How the three tools fit together, in order
Site form first, hour logging last, and a lot of waiting in the middle if you start late. The full pipeline:
From secured preceptor to reviewed hours
- Secure a preceptor and site. The part GCU leaves to you, and the part we do for students as a preceptor matching service.
- Submit the Field Experience Site Information Form in the eDocs app; it routes to your Field Experience Counselor. Keep a copy.
- GCU reviews and approves. The Office of Field Experience and its field experience specialists confirm the site meets practicum standards; follow GCU’s compliance instructions during this window.
- Your practicum course opens. Upload your saved copy of the site form to the classroom.
- Log hours in the Lopes Activity Tracker as you work them, promptly, with clear activity descriptions.
- Your preceptor approves in ThunderTime, and faculty review the approved record. Done correctly, this loop runs quietly in the background all term.
Why hour logging is the easy part
Every tool on this page documents a placement you already secured; none of them finds you one. That is the honest imbalance in GCU’s model: the university gives you a clean pipeline for recording and approving hours, and leaves the genuinely hard step, convincing a qualified clinician to supervise 750 hours of your training, almost entirely to you.
That step is our whole job. We source qualified preceptors and approvable sites for GCU students, prepare the paperwork so your eDocs form is ready the day your preceptor commits, and brief your preceptor on ThunderTime so approvals do not stall mid-term. Start with find a preceptor, check what our service costs, or contact us with your track and timeline. We assist rather than guarantee, GCU’s OFE always makes the final call, and you pay only when you are matched.
Frequently asked questions
Where do GCU students log practicum hours?
In the Lopes Activity Tracker, the app inside the GCU Student Portal at lopesactivitytracker.gcu.edu. You open your class link, describe the activity, enter start and end dates and total hours, and submit. Your preceptor then verifies the hours and faculty review them.
How soon after a clinical shift should I log my hours?
GCU support guidance points to documenting hours within about 48 hours of the clinical experience; confirm the exact expectation in your course materials. Either way, log promptly, backlogged hours are slow to reconstruct and slow for your preceptor to verify.
Do students ever use ThunderTime?
No. GCU is explicit that ThunderTime is for preceptors and some GCU employees; preceptors use it to approve the hours students submit through the Lopes Activity Tracker. If you are a student, LAT is your tool.
What is the Field Experience Site Information Form?
The eDocs form where you tell GCU about your prospective practicum site and mentor.

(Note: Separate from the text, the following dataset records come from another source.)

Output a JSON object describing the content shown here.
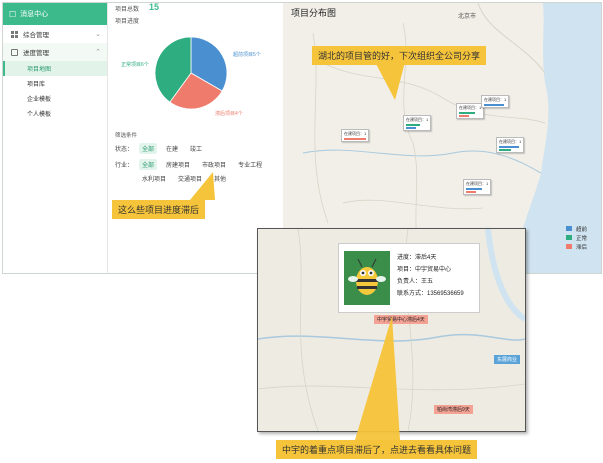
{
  "sidebar": {
    "title": "消息中心",
    "items": [
      {
        "label": "综合管理",
        "icon": "grid-icon"
      },
      {
        "label": "进度管理",
        "icon": "list-icon"
      }
    ],
    "subitems": [
      "项目地图",
      "项目库",
      "企业模板",
      "个人模板"
    ]
  },
  "stats": {
    "label": "项目总数",
    "value": "15",
    "progress_label": "项目进度"
  },
  "pie": {
    "slices": [
      {
        "label": "超前项目5个",
        "value": 5,
        "color": "#4a90d0"
      },
      {
        "label": "滞后项目4个",
        "value": 4,
        "color": "#ef7b6c"
      },
      {
        "label": "正常项目6个",
        "value": 6,
        "color": "#2ead80"
      }
    ]
  },
  "filter": {
    "title": "筛选条件",
    "status_label": "状态：",
    "status_options": [
      "全部",
      "在建",
      "竣工"
    ],
    "industry_label": "行业：",
    "industry_row1": [
      "全部",
      "房建项目",
      "市政项目",
      "专业工程"
    ],
    "industry_row2": [
      "水利项目",
      "交通项目",
      "其他"
    ]
  },
  "map": {
    "title": "项目分布图",
    "city_label": "北京市",
    "legend": [
      {
        "label": "超前",
        "color": "#4a90d0"
      },
      {
        "label": "正常",
        "color": "#2ead80"
      },
      {
        "label": "滞后",
        "color": "#ef7b6c"
      }
    ],
    "marker_text": "在建项目：1"
  },
  "notes": {
    "hubei": "湖北的项目管的好，下次组织全公司分享",
    "delay": "这么些项目进度滞后",
    "zhongyu": "中宇的着重点项目滞后了，点进去看看具体问题"
  },
  "popup": {
    "progress": "进度：滞后4天",
    "project": "项目：中宇贸易中心",
    "manager": "负责人：王五",
    "contact": "联系方式：13569536659",
    "tag1": "中宇贸易中心滞后4天",
    "tag2": "东展商业",
    "tag3": "柏尚湾滞后9天"
  }
}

It routes to your Field Experience Counselor, and you must keep a copy because GCU requires you to upload it to your classroom when your practicum course starts.
Does logging hours in LAT mean my site is approved?
No. Approval happens earlier, through the eDocs site form and the Office of Field Experience’s review. LAT and ThunderTime only document and verify hours at a placement GCU has already cleared; they cannot retroactively bless an unapproved site.